How to find the center, transverse axis, vertices, foci, and asymptotes of the following equation? 2X^2 - y^2 +4x + 4y -4 = 0

We complete the square to turn this equation into a factored form:

 

2(x^2+2x+2)-(y^2-4y+4)-4=0

2(x+sqrt(2))^2-(y-2)^2=4

[(x+sqrt(2))^2]/2-[(y-2)^2]/4=1 

This is an equation of a hyperbola with the form [(x-h)^2]/a^2-[y-k)^2]/b^2=1.

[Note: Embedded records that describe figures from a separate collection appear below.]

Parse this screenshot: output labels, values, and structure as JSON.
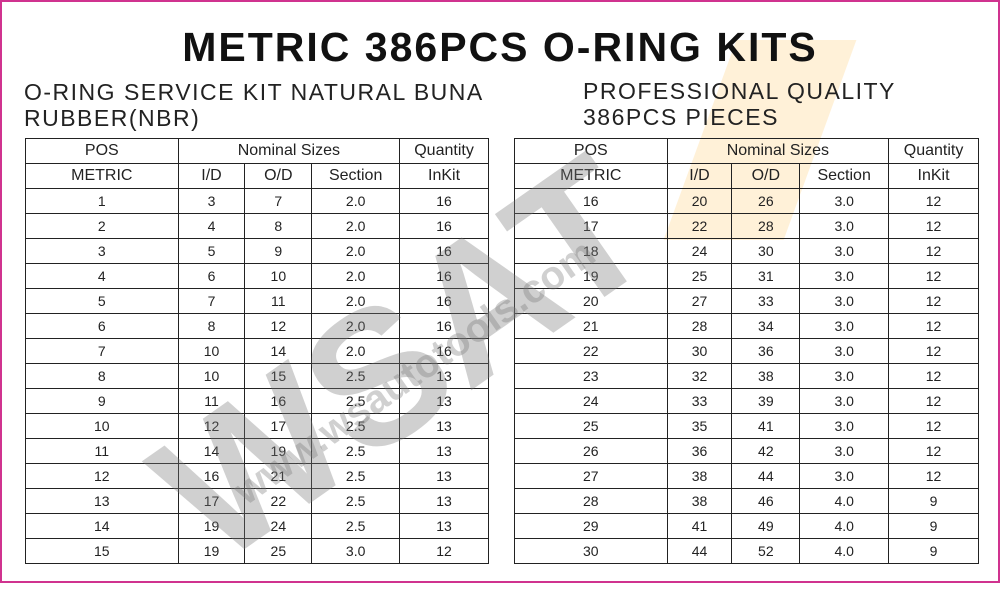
{
  "title": "METRIC 386PCS O-RING KITS",
  "subtitle_left": [
    "O-RING SERVICE KIT NATURAL BUNA",
    "RUBBER(NBR)"
  ],
  "subtitle_right": [
    "PROFESSIONAL QUALITY",
    "386PCS  PIECES"
  ],
  "watermark": {
    "logo": "WSAT",
    "url": "www.wsautotools.com"
  },
  "colors": {
    "border": "#d0338f"
  },
  "headers": {
    "pos": "POS",
    "nominal": "Nominal Sizes",
    "quantity": "Quantity",
    "metric": "METRIC",
    "id": "I/D",
    "od": "O/D",
    "section": "Section",
    "inkit": "InKit"
  },
  "left_rows": [
    [
      "1",
      "3",
      "7",
      "2.0",
      "16"
    ],
    [
      "2",
      "4",
      "8",
      "2.0",
      "16"
    ],
    [
      "3",
      "5",
      "9",
      "2.0",
      "16"
    ],
    [
      "4",
      "6",
      "10",
      "2.0",
      "16"
    ],
    [
      "5",
      "7",
      "11",
      "2.0",
      "16"
    ],
    [
      "6",
      "8",
      "12",
      "2.0",
      "16"
    ],
    [
      "7",
      "10",
      "14",
      "2.0",
      "16"
    ],
    [
      "8",
      "10",
      "15",
      "2.5",
      "13"
    ],
    [
      "9",
      "11",
      "16",
      "2.5",
      "13"
    ],
    [
      "10",
      "12",
      "17",
      "2.5",
      "13"
    ],
    [
      "11",
      "14",
      "19",
      "2.5",
      "13"
    ],
    [
      "12",
      "16",
      "21",
      "2.5",
      "13"
    ],
    [
      "13",
      "17",
      "22",
      "2.5",
      "13"
    ],
    [
      "14",
      "19",
      "24",
      "2.5",
      "13"
    ],
    [
      "15",
      "19",
      "25",
      "3.0",
      "12"
    ]
  ],
  "right_rows": [
    [
      "16",
      "20",
      "26",
      "3.0",
      "12"
    ],
    [
      "17",
      "22",
      "28",
      "3.0",
      "12"
    ],
    [
      "18",
      "24",
      "30",
      "3.0",
      "12"
    ],
    [
      "19",
      "25",
      "31",
      "3.0",
      "12"
    ],
    [
      "20",
      "27",
      "33",
      "3.0",
      "12"
    ],
    [
      "21",
      "28",
      "34",
      "3.0",
      "12"
    ],
    [
      "22",
      "30",
      "36",
      "3.0",
      "12"
    ],
    [
      "23",
      "32",
      "38",
      "3.0",
      "12"
    ],
    [
      "24",
      "33",
      "39",
      "3.0",
      "12"
    ],
    [
      "25",
      "35",
      "41",
      "3.0",
      "12"
    ],
    [
      "26",
      "36",
      "42",
      "3.0",
      "12"
    ],
    [
      "27",
      "38",
      "44",
      "3.0",
      "12"
    ],
    [
      "28",
      "38",
      "46",
      "4.0",
      "9"
    ],
    [
      "29",
      "41",
      "49",
      "4.0",
      "9"
    ],
    [
      "30",
      "44",
      "52",
      "4.0",
      "9"
    ]
  ]
}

So in our case h=-sqrt(2), a=sqrt(2), k=2, b=2.

 

The center is at (h,k)= (-sqrt(2), 2). Since the negative is in front of the y term, the hyperbola's foci and vertices are to the left and right of the center. Also the transverse axis is parallel to the x axis through the center, vertices and foci. So the transverse axis is at y=2.

 

 

The  vertices are a=sqrt(2) units to the left and right so they are at (-2sqrt(2), 2) and (0, 2). 

 

The equation c^2 – a^2 = b^2 gives me c^2 = 2+ 4 = 6, so c =sqrt(6), and the foci, being sqrt(6) units to the left and right of the center, must be at (–sqrt(6)-sqrt(2), 2) and (sqrt(6)-sqrt(2), 2).

 

Since there was a positive in front of the x part of the equation, then a is in the denominator of the slopes of the asymptotes, giving me m = ± b/a= ±2/sqrt(2)= ±sqrt(2). Keeping in mind that the asymptotes go through the center of the hyperbola, the asymptotes are then given by the equations y = ± sqrt(2)(x +sqrt(2))+2.